Растолковать глухому и забывчивому старику весь ход путаницы было невозможно при криках соседей, беспрестанно перебивавших все речи.
— Барилл, возьми себе в награду оба эти плаща, — сказал Котта.
— Благодарю, господин, — ответил сириец, не желавший теперь ничего сильнее того, чтоб только спасти свою жизнь от незаслуженной казни.
— И это вся награда за то, что он вытерпел?! — воскликнул Нобильор с горькой усмешкой.
— Мне больше ничего не надо, — возразил невольник, зная, что больше и не дадут ничего.
Все соседи и их слуги ушли вон из дома, толкуя каждый по-своему о происшедшем.
Глава XLIII
Бессонница целого околотка
— Сосед, где же Аврелия? — спросил Сервилий, когда все ушли.
— Валяется на моей постели и со страха не хочет вставать, — ответил Котта, раздвинув полог, — дочь, выходи, все ушли… да вставай же, Дурочка!
Его голос звучал ласково, но Аврелия не отзывалась.
— Не буду тебя бить… не буду… ты не виновата…
— Госпожа, — позвала Катуальда, ласково взяв девушку за руку, — моя милая Аврелия!
— Сервилий меня презирает, — тихо и отрывисто проговорила Аврелия, не открывая глаз.
— Аврелия, прости меня… это роковая, ужасная ошибка… ты невинна… прости меня, — сказал Сервилий.
— Дядя, это ты, мой дорогой… Лентул спас меня от Мертвой Головы… Клелия, я опять с тобой… ты права… Флавий Флакк не его имя… гости так долго шумят…
— Помешалась! — тихо произнес Сервилий, упав на колени у постели, — Аврелия, ты меня и? узнаешь?!
— Лентул, ты все, все знаешь… — шептала Аврелия, — скажи, он в Риме, я его увижу? я его боюсь, Лентул… я… я скажу эту тайну Сервилию, непременно скажу… я выплачу перед ним мое горе… песок… везде песок… трудно идти… а волшебник гонится за нами, Лентул… неси меня… волшебник не один, с ним духи; их много; они ищут Флавия и меня…
— Барилл, Катуальда, отнесите госпожу в ее комнату и уложите, — приказал Сервилий, — сосед, горе нам обоим!
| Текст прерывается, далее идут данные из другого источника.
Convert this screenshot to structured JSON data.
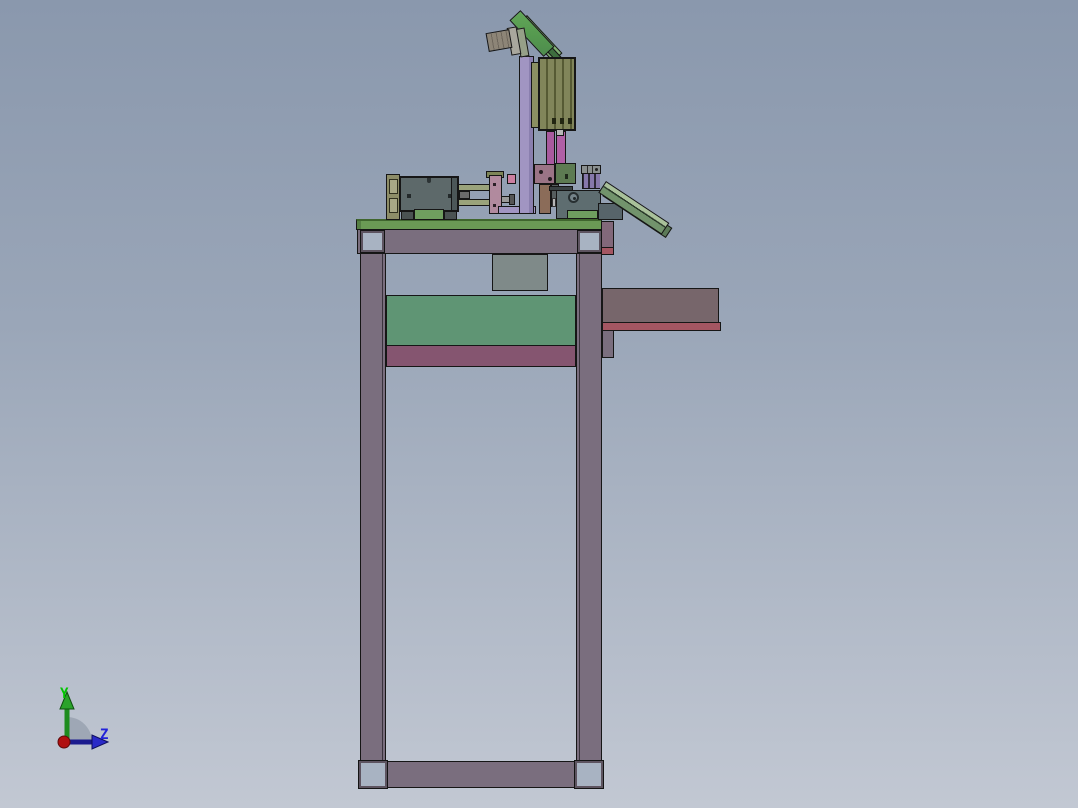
{
  "app": {
    "type": "cad-3d-viewport",
    "view_orientation": "side"
  },
  "axis_triad": {
    "labels": {
      "y": "Y",
      "z": "Z"
    },
    "colors": {
      "y_label": "#00C400",
      "y_arrow": "#1e8c1e",
      "z_label": "#2323D9",
      "z_arrow": "#2a2ac8",
      "origin_x": "#B01010",
      "arc": "#99A2B0"
    }
  },
  "background": {
    "top": "#8A98AD",
    "bottom": "#C2C8D3"
  },
  "palette": {
    "frame": "#7A6E7E",
    "tabletop_green": "#6B9A55",
    "foot_light": "#A8B3C2",
    "panel_green": "#5F9574",
    "panel_maroon": "#855570",
    "inner_gray": "#7F8A89",
    "shelf_brown": "#77666B",
    "shelf_red": "#A45662",
    "shelf_strip": "#82687A",
    "motor_gray": "#5D696A",
    "foot_green": "#6F9E5F",
    "bracket_olive": "#8D8D68",
    "bracket_notch": "#A8A886",
    "rod_olive": "#9AA37B",
    "plate_mauve": "#B18A9E",
    "plate_cap_olive": "#7D8557",
    "pink_block": "#CC7FA0",
    "column_lavender": "#A195C2",
    "cylinder_olive": "#7B7F52",
    "cylinder_side": "#8B8F62",
    "rod_magenta_a": "#A85A9E",
    "rod_magenta_b": "#B05FA5",
    "block_brown": "#9B7486",
    "block_dark_green": "#5D7B52",
    "cols_purple": "#8678AB",
    "striped_gray": "#8A8F8F",
    "arm_brown": "#8B6C59",
    "mid_dark": "#565E5F",
    "base_gray": "#5E6D70",
    "base_step": "#57646A",
    "bar_light": "#A9C19A",
    "bar_dark": "#72936C",
    "bar_back": "#5C7A58",
    "tilt_green": "#55994F",
    "tilt_green_light": "#7FAF72",
    "tilt_green_dark": "#3E6E3E",
    "cyl_tan": "#8D8577",
    "cyl_flange": "#A9A79D",
    "cyl_disc": "#96A088",
    "shaft_gray": "#9A9A9A",
    "dark_feet": "#4A5252"
  }
}
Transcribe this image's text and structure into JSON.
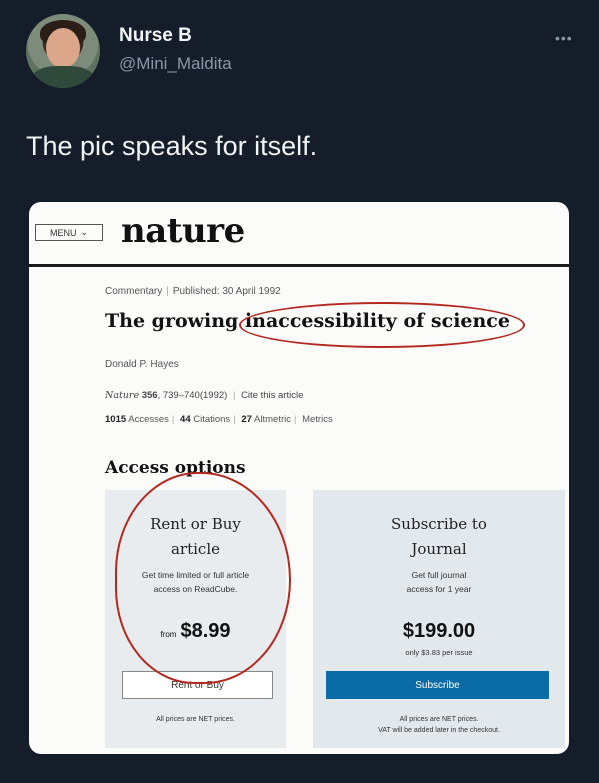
{
  "tweet": {
    "display_name": "Nurse B",
    "handle": "@Mini_Maldita",
    "more_glyph": "•••",
    "text": "The pic speaks for itself."
  },
  "article": {
    "menu_label": "MENU",
    "menu_chevron": "⌄",
    "logo": "nature",
    "article_type": "Commentary",
    "published": "Published: 30 April 1992",
    "title": "The growing inaccessibility of science",
    "author": "Donald P. Hayes",
    "journal": "Nature",
    "volume": "356",
    "pages": "739–740(1992)",
    "cite_link": "Cite this article",
    "accesses_count": "1015",
    "accesses_label": "Accesses",
    "citations_count": "44",
    "citations_label": "Citations",
    "altmetric_count": "27",
    "altmetric_label": "Altmetric",
    "metrics_link": "Metrics",
    "access_heading": "Access options"
  },
  "options": {
    "rent": {
      "title_line1": "Rent or Buy",
      "title_line2": "article",
      "desc_line1": "Get time limited or full article",
      "desc_line2": "access on ReadCube.",
      "from_label": "from",
      "price": "$8.99",
      "button": "Rent or Buy",
      "net_note": "All prices are NET prices."
    },
    "subscribe": {
      "title_line1": "Subscribe to",
      "title_line2": "Journal",
      "desc_line1": "Get full journal",
      "desc_line2": "access for 1 year",
      "price": "$199.00",
      "per_issue": "only $3.83 per issue",
      "button": "Subscribe",
      "net_note1": "All prices are NET prices.",
      "net_note2": "VAT will be added later in the checkout."
    }
  },
  "colors": {
    "background": "#151d2a",
    "annotation_red": "#b3281f",
    "subscribe_blue": "#0a6ba6"
  }
}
Она умирает.
Ужас последнего приключения переполнил чашу страданий Аврелии; муки растерзанного сердца разразились горячкой.
В доме Котты никто не спал в эту ночь. Старик плакал; Сервилий Нобильор клял себя за то, что поверил клевете, бросался на колени у постели больной, звал ее, умолял о прощении, сбегал домой и принес все, какие у него были, мази, травы и настойки, в целебной силе которых он был уверен, приказывал Катуальде и Эвное лечить ими больную; Аврелия никого не узнавала, то бредила, то ненадолго засыпала тревожным сном.